Varios conceptos llaman la atención en estos discursos diletantes y peligrosos, pero uno de estos conceptos sumamente irritante para una mediana inteligencia, es el abuso que se hace de las palabras democracia, tolerancia o peor aún de la palabra “ciencia” o “científico”. Estos Sres. está tan lejos del la ciencia, de su cosmovisión y de su espíritu, como lo están Horangel, Ludovica Squirru o la Escuela espiritista Basilio que afirmando que se puede hablar con los muertos, se autodefine como científica.
Sin duda que estos temas deben tratarse con profundidad y ciencia, ya que de lo contrario el precio a pagar es muy oneroso. Corregir errores después de desquiciar una sociedad, no se logra fácilmente. El hacerlo, (y es necesario hacerlo) provoca traumas muy profundos y generalmente no se logra sin el rostro legal y violento de la represión,... ya no se trata de aquella empleada para prevenir.
Un simple ejemplo: ... el permitir por largo tiempo y en forma indiscriminada la venta ambulante o las ocupaciones ilegales, genera situaciones de hecho muy riesgosas e intrincadas, donde se va creando toda una madeja de intereses combinados que luego no se puede deshacer fácilmente y menos aún sin provocar, tal como antes dije, situaciones dramáticas, ... situaciones estas que luego serán aprovechadas por los alucinados de siempre que solo conciben la realidad de una manera abstracta, con una alarmante cuota de arrastre ideológico… y que sin culparse absolutamente de nada, ni aportando jamás solución alguna, alimentan el circulo vicioso que va deteriorando a los mecanismos de defensa ... igual que el virus del SIDA.

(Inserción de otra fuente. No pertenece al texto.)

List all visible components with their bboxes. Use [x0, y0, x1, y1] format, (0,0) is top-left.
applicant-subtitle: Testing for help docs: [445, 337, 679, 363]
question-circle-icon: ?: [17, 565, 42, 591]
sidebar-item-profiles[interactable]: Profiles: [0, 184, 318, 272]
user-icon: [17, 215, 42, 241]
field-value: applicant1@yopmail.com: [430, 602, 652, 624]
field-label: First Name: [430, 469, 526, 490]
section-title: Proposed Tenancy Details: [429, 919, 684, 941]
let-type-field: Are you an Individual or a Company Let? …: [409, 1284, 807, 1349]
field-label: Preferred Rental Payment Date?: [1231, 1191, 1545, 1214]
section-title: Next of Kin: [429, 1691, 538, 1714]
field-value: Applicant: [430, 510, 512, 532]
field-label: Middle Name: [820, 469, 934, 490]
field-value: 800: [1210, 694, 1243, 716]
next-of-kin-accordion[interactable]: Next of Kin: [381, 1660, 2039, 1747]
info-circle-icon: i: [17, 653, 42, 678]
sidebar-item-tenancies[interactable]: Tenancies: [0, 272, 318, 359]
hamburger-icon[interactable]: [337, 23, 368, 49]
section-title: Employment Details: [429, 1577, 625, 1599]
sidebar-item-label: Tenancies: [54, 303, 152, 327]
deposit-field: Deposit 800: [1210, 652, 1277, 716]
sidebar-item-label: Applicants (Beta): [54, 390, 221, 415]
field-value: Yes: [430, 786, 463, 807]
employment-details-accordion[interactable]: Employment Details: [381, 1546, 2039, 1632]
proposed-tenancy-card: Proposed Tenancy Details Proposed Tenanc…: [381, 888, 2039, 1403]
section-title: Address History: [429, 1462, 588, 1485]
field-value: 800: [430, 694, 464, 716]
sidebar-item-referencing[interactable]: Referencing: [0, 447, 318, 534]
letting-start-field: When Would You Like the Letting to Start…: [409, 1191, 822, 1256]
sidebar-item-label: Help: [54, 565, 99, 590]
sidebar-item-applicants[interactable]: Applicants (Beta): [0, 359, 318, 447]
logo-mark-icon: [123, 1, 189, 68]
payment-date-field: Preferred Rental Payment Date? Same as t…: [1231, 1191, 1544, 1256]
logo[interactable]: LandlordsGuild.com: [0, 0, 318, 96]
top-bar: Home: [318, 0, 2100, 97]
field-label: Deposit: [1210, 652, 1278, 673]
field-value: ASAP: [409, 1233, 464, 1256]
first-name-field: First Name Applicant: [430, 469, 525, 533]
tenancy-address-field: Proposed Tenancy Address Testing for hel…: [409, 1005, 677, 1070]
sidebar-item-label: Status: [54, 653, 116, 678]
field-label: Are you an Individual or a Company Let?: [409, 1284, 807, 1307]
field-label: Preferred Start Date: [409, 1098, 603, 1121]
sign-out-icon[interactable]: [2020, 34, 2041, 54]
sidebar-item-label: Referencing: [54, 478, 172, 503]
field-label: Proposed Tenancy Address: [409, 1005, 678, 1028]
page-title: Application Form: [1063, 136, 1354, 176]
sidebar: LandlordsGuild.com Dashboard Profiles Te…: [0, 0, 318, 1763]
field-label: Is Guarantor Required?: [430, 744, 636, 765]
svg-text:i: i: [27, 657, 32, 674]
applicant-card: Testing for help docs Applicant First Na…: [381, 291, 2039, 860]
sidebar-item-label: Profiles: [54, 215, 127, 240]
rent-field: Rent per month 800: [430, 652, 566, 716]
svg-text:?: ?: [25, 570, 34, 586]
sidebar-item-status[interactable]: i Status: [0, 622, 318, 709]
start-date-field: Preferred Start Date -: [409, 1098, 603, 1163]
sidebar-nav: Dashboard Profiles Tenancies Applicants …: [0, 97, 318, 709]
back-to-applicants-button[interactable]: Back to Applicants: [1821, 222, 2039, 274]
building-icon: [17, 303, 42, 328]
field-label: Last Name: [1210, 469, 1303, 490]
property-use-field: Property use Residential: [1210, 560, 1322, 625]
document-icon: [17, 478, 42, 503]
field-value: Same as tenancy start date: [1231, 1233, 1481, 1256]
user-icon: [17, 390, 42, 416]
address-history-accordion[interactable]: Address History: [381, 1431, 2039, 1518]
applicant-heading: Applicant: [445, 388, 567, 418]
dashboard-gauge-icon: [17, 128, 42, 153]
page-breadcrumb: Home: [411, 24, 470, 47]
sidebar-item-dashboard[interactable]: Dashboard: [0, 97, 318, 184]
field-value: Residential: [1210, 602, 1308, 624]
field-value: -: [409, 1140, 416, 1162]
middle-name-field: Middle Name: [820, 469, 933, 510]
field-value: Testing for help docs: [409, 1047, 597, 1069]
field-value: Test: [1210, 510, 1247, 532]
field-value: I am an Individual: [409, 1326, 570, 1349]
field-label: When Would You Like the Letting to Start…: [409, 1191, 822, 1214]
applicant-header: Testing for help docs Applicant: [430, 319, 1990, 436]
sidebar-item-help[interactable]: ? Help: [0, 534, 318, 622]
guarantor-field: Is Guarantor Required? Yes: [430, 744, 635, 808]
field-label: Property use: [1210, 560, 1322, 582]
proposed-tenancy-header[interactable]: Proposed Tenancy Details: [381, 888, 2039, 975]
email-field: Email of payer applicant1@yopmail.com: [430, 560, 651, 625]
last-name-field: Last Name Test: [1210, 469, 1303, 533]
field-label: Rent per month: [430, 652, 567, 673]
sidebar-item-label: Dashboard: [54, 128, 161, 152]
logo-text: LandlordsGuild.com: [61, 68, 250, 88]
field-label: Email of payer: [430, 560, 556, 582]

Pero no solo están lejos de la ciencia (ni hablar de las duras), sinó que también están lejos de la filosofía. De estarlo hubieran recaído en Platón donde en el libro II de “La República” describe magistralmente la naturaleza humana en la fabula de Giges y el anillo que por casualidad encontró después de un terremoto. Giges (según dicha fabula) era un modesto pastor que servía al Rey de Lidia y el anillo tenía la mágica propiedad de hacerlo invisible de acuerdo a como lo movía en su dedo. Cuando tomó conciencia del poder que esto significaba se hizo incluir en la nómina de los mensajeros que prestaban servicios al rey. De esta manera llegó al palacio, sedujo a la reina y con la ayuda de esta, asesinó al rey y se apoderó del trono… todo esto ayudado por su invisibilidad… solución perfecta para escapar de la observación de los demás y por ende del control social.
Platón quiso con esta fábula demostrar que el hombre nunca es justo por naturaleza sino que lo es porque es obligado por el peso de la ley. Es decir que sólo actuamos correctamente, porque no tenemos oportunidad de cometer injusticias. Y lo decía por boca de Glaucón de esta manera:
“Para darnos mejor cuenta de cómo los buenos lo son contra su voluntad, porque no pueden ser malos, bastará con imaginar que hacemos lo siguiente: demos a todos, justos a injustos, licencia para hacer lo que se les antoje y después sigámosles para ver adónde llevan a cada cual sus apetitos. Entonces sorprenderemos en flagrante al justo recorriendo los mismos caminos que el injusto, impulsado por el interés propio, finalidad que todo ser está dispuesto por naturaleza a perseguir como un bien, aunque la ley desvíe por fuerza esta tendencia y la encamine al respeto de la igualdad .” (*)
Este último párrafo (*), muestra de manera brillante dos aspectos fundamentales de la problemática humana: “todo ser esta dispuesto por naturaleza a delinquir”… y… “es la ley la que desvía por fuerza esta tendencia”.
Sin embargo unos 2400 años después, y a pesar de contar con toda la batería de las neurociencias, con todo el aporte de la psicología y sociología moderna y seria,… nada se ha aprendido y hombres del siglo XXI tales como los anteriormente mencionados (y que son tan solo unos pocos), aparecen como enanos mentales al lado de la “simpleza” profunda y contundente de Platón que ha pesar de vivir mas de dos milenios antes que surgiera el capitalismo y a pesar de los Ciafardini, ya se ocupaba magistralmente del problema de la delincuencia como parte indisoluble de la naturaleza humana.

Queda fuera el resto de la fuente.